Rest: Transfer the baking tray to a cooking rack and allow the chicken to rest for 10-15 minutes.
To Serve: Arrange red onion slices, cucumber slices, and lemon wedges on a large serving platter. Place the chicken on the platter, either whole to carve at the table or cut into pieces. Garnish with chopped coriander and mint leaves and serve with Cilantro and Mint Sauce, roti or naan, a simple salad, and warm steamed rice.
Spice level. Adjust the spice elements (fresh red chilies and ground cayenne) to taste based on your heat level preference. This Tandoori chicken is medium spicy for me, but you might prefer to make it milder if you’re sensitive to spicy food or are dining with kids. Kashmiri red chili powder is milder than ground cayenne, and is available at Indian grocery stores.
Dried Fenugreek Leaves. Also known as Kasuri/Kasoori Methi. It’s sold in packets at Indian grocery stores, and is available online, at Walmart, and some large well-stocked supermarkets.
To make this gluten-free. No changes needed for the Tandoori chicken, but serve with gluten-free naan or roti.
To make this dairy-free. Use a dairy-free plain yogurt or Greek style yogurt.

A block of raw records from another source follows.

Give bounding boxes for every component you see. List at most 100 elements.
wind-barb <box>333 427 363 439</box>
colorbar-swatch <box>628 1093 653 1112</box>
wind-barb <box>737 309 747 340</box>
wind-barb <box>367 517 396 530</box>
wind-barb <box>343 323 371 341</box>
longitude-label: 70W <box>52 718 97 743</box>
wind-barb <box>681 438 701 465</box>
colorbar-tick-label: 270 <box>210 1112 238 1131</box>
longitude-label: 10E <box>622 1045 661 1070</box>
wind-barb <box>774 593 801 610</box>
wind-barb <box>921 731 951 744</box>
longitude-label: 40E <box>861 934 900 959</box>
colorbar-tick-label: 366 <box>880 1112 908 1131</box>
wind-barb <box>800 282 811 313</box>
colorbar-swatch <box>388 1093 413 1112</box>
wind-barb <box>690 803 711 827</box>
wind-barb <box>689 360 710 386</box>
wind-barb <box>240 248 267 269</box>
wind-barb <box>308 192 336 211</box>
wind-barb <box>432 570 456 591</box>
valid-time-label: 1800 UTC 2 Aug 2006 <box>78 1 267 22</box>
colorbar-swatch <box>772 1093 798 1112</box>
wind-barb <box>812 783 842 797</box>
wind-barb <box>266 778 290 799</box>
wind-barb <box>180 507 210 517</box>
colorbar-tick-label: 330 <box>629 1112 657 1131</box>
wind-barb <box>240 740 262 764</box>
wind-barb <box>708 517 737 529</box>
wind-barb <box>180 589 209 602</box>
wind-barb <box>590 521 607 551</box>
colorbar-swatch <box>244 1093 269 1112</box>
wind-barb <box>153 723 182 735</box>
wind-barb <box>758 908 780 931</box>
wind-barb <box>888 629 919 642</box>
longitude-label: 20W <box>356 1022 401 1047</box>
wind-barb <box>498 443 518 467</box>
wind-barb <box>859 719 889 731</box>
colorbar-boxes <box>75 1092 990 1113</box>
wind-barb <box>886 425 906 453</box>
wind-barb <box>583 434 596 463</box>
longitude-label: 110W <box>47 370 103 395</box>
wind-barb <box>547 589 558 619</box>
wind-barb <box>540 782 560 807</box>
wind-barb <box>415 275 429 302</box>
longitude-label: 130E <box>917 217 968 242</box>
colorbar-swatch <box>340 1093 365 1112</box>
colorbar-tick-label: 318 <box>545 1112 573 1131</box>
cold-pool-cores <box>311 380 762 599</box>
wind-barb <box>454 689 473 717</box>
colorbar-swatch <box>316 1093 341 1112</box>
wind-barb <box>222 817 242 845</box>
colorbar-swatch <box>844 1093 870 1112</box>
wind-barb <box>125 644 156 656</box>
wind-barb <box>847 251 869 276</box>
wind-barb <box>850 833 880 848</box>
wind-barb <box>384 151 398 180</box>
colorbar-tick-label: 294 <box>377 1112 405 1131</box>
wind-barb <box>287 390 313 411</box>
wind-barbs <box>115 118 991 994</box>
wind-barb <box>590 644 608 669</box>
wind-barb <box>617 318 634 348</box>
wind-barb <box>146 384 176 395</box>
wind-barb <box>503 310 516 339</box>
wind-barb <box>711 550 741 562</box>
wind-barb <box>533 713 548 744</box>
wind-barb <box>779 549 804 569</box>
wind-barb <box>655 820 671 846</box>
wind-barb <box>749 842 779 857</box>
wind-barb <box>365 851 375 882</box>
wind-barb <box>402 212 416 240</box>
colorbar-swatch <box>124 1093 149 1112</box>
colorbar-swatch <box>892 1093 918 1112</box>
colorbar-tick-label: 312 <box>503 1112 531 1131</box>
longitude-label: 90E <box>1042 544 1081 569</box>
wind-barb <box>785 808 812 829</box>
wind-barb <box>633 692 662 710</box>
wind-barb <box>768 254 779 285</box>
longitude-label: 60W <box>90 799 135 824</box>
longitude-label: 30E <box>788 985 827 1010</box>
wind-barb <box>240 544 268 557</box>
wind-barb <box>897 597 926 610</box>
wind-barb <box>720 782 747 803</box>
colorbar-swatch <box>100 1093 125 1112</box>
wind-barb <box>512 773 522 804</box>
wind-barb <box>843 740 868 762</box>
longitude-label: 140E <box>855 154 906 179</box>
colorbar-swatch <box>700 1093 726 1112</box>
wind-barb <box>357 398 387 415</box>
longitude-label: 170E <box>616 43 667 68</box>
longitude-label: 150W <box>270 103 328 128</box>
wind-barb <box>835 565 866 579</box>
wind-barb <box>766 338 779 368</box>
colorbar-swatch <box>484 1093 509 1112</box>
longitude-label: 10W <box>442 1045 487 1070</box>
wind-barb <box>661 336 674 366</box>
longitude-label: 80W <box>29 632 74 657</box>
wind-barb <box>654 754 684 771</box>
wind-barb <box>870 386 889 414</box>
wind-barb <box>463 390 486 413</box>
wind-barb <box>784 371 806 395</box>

Storing and reheating leftovers. Store cut pieces in a sealed airtight container in the fridge for 3-4 days. Reheat in the microwave or high for 1-2 minutes or until hot throughout.
Nutritional information provided is for the chicken, not for the Cilantro and Mint Sauce and other serving accompaniments.
Prep time does not include time for marinating the chicken.